Peritoneal surface malignancy can result from seeding of gastrointestinal cancer or abdomino-pelvic sarcoma; it can also occur as a primary disease, such as peritoneal mesothelioma. In the past, this clinical situation was treated only with palliative intent.


An aggressive approach to peritoneal surface malignancy involves peritonectomy procedures, perioperative intraperitoneal chemotherapy and knowledgeable patient selection. The clinical assessments necessary for valid clinical judgements include the cancer histopathology (invasive vs expansive progression), the preoperative abdominal and pelvic CT, the peritoneal cancer index and the completeness of cytoreduction score. Proper patient selection is mandatory for optimizing the results of treatment.

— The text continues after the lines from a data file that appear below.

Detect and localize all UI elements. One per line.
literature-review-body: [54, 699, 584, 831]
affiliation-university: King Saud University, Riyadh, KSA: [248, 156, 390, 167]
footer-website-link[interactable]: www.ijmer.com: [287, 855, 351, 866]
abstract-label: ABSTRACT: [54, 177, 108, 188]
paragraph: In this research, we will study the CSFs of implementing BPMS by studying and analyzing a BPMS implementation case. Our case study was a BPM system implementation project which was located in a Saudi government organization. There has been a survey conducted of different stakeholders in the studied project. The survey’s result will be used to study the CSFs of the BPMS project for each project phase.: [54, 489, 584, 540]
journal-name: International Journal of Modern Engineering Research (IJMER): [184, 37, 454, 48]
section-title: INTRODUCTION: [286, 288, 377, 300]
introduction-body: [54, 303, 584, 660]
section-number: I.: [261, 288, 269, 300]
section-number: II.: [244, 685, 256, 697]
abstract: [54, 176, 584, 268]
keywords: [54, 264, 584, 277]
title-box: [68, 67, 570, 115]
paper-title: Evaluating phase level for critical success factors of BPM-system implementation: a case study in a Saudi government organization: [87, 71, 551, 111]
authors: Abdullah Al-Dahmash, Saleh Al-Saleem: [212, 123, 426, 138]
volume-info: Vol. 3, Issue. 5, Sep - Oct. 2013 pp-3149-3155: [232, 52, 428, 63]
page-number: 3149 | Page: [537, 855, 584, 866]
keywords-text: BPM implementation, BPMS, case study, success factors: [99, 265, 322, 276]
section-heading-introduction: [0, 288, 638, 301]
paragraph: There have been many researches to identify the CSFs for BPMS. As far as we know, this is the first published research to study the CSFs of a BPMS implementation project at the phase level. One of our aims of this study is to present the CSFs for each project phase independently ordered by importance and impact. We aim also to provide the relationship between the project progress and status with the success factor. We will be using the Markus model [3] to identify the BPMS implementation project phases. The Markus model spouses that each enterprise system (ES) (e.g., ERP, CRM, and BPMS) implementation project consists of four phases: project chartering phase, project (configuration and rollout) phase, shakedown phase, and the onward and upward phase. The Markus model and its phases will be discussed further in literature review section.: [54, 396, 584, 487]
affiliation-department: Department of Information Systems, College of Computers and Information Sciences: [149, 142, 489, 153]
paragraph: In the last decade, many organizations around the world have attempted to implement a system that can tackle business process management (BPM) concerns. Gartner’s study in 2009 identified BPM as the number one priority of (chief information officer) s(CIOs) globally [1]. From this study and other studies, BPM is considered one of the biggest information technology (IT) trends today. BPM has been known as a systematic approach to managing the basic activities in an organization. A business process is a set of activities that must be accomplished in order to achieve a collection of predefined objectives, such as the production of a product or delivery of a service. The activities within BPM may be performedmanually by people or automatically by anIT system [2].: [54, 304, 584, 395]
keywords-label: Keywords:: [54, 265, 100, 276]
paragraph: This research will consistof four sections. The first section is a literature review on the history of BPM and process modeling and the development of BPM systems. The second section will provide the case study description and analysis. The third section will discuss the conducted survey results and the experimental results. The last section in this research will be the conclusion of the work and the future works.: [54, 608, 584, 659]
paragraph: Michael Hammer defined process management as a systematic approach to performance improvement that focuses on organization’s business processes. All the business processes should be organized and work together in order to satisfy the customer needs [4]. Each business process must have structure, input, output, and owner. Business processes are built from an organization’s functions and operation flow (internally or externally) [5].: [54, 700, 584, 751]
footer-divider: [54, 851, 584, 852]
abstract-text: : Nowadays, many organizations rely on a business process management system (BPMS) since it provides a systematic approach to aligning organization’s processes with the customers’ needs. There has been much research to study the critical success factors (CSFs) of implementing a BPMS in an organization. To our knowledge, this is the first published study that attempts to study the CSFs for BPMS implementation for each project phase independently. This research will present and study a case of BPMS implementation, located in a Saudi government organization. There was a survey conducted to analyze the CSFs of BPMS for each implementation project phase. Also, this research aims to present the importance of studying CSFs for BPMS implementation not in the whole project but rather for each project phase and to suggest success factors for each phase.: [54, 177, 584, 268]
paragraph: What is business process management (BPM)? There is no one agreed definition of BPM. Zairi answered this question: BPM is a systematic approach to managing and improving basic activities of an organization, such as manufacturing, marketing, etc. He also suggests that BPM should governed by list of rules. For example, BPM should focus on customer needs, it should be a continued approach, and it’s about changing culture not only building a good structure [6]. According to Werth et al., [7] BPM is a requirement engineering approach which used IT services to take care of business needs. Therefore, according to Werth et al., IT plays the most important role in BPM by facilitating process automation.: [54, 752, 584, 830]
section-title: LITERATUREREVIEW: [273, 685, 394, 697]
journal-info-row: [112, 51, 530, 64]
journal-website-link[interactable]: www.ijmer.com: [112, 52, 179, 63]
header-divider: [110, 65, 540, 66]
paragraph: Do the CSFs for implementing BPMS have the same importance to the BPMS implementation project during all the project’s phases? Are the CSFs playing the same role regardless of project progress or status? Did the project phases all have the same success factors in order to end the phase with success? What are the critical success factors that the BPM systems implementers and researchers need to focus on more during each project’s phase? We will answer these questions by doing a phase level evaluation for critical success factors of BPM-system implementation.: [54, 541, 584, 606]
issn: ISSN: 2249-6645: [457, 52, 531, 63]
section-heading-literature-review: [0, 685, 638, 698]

In a series of phase II studies, appendiceal tumors with peritoneal seeding became the paradigm for success with an 85% long-term survival in selected patients. Carcinomatosis from colon cancer had an overall 5-year survival of 50% with selected patients. Also, sarcomatosis patients overall had a 40% 5-year survival in selected patients. Peritoneal mesothelioma showed a 36% 5-year survival. In all malignancies, early aggressive treatment of minimal peritoneal surface dissemination showed the greatest benefit.


Oncologists must accept responsibility for knowledgeable management of peritoneal surface dissemination of cancer because a curative approach has been demonstrated in large phase II studies and all historical controls show 0% long-term survival. Adjuvant phase III studies with perioperative intraperitoneal chemotherapy in diseases where peritoneal surface spread occurs are indicated.